By Friday, Mary felt ready for something and she wasn’t sure what it was, but it turned out she was ready to get drunk for the first time in her life. Or at least, that’s what happened.

Darrell and Clay were having a party. They, too, lived in Allston, a short walk down Harvard Avenue and then a few blocks into a tree-lined side street. Larissa’s face was expertly powdered a dull white and her lips were painted red. She carried a vintage silver purse that shone in the summer night. She smoked a joint as they walked.

Besides smoking cigarettes, Larissa had begun smoking pot at night, which Mary found alarming, but fascinating as well.

“Want some?” Larissa held the joint out to her.

“No, thanks.”

“You know, I’m thinking of switching to a film major next year.”

“Really? Why? Why would you do that?”

“Because I want to make movies. I want to make art .”

“Oh.” Mary hunched her shoulders down, feeling terribly disappointed. “What about understanding the world? Understanding human nature? Or helping people?”

“I never wanted to help people,” Larissa said, as they turned toward Darrell and Clay’s. “That’s your thing. And I think I can better understand the world through art, through movies.”
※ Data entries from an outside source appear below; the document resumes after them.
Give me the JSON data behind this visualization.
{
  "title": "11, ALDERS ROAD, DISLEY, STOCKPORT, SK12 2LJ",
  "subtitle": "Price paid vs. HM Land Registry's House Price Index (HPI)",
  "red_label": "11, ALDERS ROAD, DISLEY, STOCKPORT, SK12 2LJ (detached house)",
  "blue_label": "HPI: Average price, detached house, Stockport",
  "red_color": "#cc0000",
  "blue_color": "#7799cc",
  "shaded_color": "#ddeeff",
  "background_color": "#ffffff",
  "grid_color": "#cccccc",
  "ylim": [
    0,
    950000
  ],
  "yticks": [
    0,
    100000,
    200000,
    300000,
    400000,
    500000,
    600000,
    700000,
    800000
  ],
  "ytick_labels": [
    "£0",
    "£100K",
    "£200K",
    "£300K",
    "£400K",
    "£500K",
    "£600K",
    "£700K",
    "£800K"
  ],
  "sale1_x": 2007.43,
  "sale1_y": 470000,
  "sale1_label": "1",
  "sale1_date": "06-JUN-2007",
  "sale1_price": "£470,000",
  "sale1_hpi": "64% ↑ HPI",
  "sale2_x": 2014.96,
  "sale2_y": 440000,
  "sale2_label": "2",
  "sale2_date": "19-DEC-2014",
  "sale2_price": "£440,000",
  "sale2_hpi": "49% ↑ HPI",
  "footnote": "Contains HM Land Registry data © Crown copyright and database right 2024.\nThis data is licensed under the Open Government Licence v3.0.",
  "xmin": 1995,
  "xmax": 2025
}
The party was big and loud. Music blared — The Cure, The Cult, Siouxsie and the Banshees, The Smiths, Meat Beat Manifesto. Outside of Pittsburgh, where Mary grew up, people listened to Foreigner or Van Halen. To rock music. Just being in the room with these people, the music playing, made her feel sophisticated. The room was filled with smoke and Mary kept going back to the keg.

“My father loves me so much, he offered to buy me a car to come home. I said, no way. I’m staying in Boston,” she said to three or four people at different times.

“Why does my mother hate me? Why? I never did anything to her, I didn’t,” she said to Darrell, at around two in the morning. They were sitting on the couch and she was leaning into his shoulder, feeling very emotional. It felt good, to be so full of feeling. Such tragic feeling! The party was over. Only she and Larissa remained. And Larissa had disappeared into a bedroom with Clay.

Darrell looked down at her. He was taller than her. This fact alone made her heart surge with a sort of love for him. He tried to say something, but he was too drunk and his mouth just hung open for a while.

“I think my father would sleep with me if he could. I think he loves me that much,” the words came out, dirty and awful. The next morning, waking on the very same couch at Darrell and Clay’s house, she would remember saying those words, and her head throbbed viciously with shame.

Monday at work, Brigid said, “Why don’t you take Bill out for some coffee? Try to make it decaf, okay? But be back in time for the staff group meeting at one.” She handed Mary three dollars.

Bill was standing in the TV room, watching the television with the sound off. He stood back in the corner, wringing his hands. He was an exceptionally thin man, tall with gray hair. His head lolled to the side and he wore very thick glasses. He was the sort of person that by looking at him, you could see that something was wrong with him. Not all the clients were like that, but many were, if not most. Some looked normal and even acted semi-normal. Bill looked wrong.